Via Spiegel comes this distressing story to add to the growing list of negative items coming out of the European Championship tournament preparations. There’s the disease, the likely presence of banned hooligans, the wanton killing of dogs, and now this: Ukraine’s universities have entered into contracts with German ticketing agents for a cut of the Euro tourism pie, and are happily exploiting their students to do it.

Despite the tournament taking place during the summer semester break, many students remain in university dorms either by choice or necessity. Those students will now be put out on the street for most of June with no where to go, and no alternative housing is being offered. Thanks to the lodging shortage in Ukraine, there will be no hotel rooms available, and those that do become free will be exorbitantly expensive.

A few students will be able to remain in their rooms, but only if they are willing to serve as free labor while the crush of football fans take up temporary residence. Universities have offered some students contracts that stipulate they can remain in their dorm during the tournament if they work as caretakers. The ability to stay would be their payment, and some contracts require as much as eight hours of work per day.

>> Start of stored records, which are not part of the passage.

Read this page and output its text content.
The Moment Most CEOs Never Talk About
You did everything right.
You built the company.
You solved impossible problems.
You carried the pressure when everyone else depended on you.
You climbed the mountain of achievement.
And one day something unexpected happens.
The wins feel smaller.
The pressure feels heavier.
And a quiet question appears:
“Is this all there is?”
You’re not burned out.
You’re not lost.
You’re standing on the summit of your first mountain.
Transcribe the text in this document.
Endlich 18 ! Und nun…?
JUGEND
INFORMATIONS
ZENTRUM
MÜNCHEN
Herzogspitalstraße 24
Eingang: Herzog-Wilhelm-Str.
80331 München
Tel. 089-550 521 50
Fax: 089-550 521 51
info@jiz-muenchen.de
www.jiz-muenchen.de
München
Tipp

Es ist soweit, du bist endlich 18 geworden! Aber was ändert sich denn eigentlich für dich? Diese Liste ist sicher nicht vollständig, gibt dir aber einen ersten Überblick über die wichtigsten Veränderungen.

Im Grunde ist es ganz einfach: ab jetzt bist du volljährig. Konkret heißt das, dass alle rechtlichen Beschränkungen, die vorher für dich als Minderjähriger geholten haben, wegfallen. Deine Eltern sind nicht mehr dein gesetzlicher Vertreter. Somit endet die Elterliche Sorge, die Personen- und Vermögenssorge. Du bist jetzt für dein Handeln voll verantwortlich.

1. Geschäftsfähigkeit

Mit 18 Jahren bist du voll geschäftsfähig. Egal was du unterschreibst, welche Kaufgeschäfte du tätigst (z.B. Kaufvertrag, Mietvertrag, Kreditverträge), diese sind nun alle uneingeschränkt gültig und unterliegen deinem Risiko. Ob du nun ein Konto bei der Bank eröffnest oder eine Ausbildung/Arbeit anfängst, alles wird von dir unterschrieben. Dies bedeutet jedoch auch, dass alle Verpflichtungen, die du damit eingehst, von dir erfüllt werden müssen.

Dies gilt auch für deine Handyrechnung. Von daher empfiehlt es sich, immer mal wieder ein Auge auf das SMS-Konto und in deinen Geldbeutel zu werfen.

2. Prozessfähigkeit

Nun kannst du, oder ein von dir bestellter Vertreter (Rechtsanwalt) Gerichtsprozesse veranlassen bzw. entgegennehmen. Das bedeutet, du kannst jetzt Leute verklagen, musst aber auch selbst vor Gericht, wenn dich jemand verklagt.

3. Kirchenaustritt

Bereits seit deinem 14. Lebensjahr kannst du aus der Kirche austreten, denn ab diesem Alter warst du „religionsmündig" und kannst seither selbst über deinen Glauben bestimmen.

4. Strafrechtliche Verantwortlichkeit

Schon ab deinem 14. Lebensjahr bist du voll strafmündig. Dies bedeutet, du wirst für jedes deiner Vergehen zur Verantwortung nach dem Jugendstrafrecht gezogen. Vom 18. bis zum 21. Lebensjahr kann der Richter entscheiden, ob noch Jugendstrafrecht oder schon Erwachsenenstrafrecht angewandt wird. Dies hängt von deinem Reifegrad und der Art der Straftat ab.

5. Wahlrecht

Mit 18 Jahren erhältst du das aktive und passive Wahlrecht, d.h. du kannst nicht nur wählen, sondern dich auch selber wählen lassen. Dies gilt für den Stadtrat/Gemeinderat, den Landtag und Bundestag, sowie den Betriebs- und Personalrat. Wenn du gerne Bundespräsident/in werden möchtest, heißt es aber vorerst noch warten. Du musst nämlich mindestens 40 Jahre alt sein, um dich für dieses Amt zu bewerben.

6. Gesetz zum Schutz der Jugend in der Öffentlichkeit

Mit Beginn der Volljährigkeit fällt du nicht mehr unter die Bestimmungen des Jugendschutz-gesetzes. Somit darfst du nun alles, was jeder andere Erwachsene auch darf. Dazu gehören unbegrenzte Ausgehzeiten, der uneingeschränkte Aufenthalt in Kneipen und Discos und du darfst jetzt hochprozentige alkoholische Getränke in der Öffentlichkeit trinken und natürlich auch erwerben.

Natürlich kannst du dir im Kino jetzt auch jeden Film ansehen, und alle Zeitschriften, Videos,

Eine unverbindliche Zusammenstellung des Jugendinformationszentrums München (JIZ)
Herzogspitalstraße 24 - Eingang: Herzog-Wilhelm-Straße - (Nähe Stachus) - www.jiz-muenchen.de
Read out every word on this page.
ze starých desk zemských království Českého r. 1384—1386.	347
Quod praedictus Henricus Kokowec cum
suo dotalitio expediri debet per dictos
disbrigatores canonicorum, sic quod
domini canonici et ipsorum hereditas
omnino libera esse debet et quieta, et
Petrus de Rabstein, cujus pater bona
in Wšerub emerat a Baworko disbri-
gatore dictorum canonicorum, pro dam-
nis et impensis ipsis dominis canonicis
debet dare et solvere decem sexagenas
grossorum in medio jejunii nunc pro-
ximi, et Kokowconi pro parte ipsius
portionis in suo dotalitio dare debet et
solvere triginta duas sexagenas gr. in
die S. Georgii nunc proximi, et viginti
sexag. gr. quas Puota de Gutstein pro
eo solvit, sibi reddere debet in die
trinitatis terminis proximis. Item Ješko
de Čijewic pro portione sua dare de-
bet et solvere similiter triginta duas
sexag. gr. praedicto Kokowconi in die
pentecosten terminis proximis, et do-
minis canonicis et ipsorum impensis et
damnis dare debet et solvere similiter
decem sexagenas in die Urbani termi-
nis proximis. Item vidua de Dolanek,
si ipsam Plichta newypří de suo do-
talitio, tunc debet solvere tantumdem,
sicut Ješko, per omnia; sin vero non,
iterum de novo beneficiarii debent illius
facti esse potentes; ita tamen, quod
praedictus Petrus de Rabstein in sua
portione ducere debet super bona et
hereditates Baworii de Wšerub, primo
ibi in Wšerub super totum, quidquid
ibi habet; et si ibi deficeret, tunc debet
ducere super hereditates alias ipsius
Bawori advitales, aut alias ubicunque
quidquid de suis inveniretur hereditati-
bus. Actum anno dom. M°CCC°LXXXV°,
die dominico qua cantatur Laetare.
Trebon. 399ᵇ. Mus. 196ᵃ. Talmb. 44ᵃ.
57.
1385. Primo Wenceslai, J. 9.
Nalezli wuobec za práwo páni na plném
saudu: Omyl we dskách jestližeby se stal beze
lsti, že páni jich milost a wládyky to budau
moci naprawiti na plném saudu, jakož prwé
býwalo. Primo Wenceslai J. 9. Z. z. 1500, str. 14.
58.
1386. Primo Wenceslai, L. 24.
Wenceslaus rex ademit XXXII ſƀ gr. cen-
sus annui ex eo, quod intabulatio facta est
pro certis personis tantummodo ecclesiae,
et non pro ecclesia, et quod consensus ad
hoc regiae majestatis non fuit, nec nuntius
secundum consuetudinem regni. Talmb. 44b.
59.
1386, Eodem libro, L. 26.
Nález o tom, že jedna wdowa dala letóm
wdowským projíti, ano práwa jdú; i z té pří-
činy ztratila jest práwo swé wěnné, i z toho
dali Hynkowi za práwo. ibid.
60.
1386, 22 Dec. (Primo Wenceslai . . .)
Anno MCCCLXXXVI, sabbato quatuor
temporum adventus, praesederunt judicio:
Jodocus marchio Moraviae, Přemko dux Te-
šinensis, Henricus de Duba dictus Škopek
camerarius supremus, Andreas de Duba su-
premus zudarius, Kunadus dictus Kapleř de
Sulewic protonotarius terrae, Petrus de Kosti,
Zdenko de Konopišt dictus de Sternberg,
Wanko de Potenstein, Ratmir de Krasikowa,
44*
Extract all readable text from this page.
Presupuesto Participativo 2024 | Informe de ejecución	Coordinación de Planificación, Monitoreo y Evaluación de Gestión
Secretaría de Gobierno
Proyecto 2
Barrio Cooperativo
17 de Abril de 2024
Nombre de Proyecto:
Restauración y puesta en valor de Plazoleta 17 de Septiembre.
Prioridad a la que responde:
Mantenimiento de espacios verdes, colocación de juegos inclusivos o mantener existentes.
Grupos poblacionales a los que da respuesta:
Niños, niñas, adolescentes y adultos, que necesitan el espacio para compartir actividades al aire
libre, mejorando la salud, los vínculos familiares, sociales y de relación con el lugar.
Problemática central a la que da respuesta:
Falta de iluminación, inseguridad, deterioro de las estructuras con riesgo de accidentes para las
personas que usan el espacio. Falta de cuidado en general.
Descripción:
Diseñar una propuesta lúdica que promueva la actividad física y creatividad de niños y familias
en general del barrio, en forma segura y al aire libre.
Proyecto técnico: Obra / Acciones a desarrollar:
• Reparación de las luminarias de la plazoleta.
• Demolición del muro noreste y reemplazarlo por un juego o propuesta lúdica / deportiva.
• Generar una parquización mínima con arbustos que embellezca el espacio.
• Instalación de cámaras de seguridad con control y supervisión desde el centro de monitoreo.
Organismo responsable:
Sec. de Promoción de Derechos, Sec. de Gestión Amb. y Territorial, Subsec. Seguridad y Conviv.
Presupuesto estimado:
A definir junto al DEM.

At least one university, faced with housing football fans in dorms that have not been refurbished since the 1960s, are requiring that students wallpaper their rooms and paint windows, without providing any money for the students to do so.

As appalling as this news is, it shouldn’t come as any surprise. Ukraine’s inability to house its share of the more than 800,000 people expected to attend Euro 2012 combined with universities anxious to cash in on the event created enough demand that the schools are perfectly willing to forsake their students.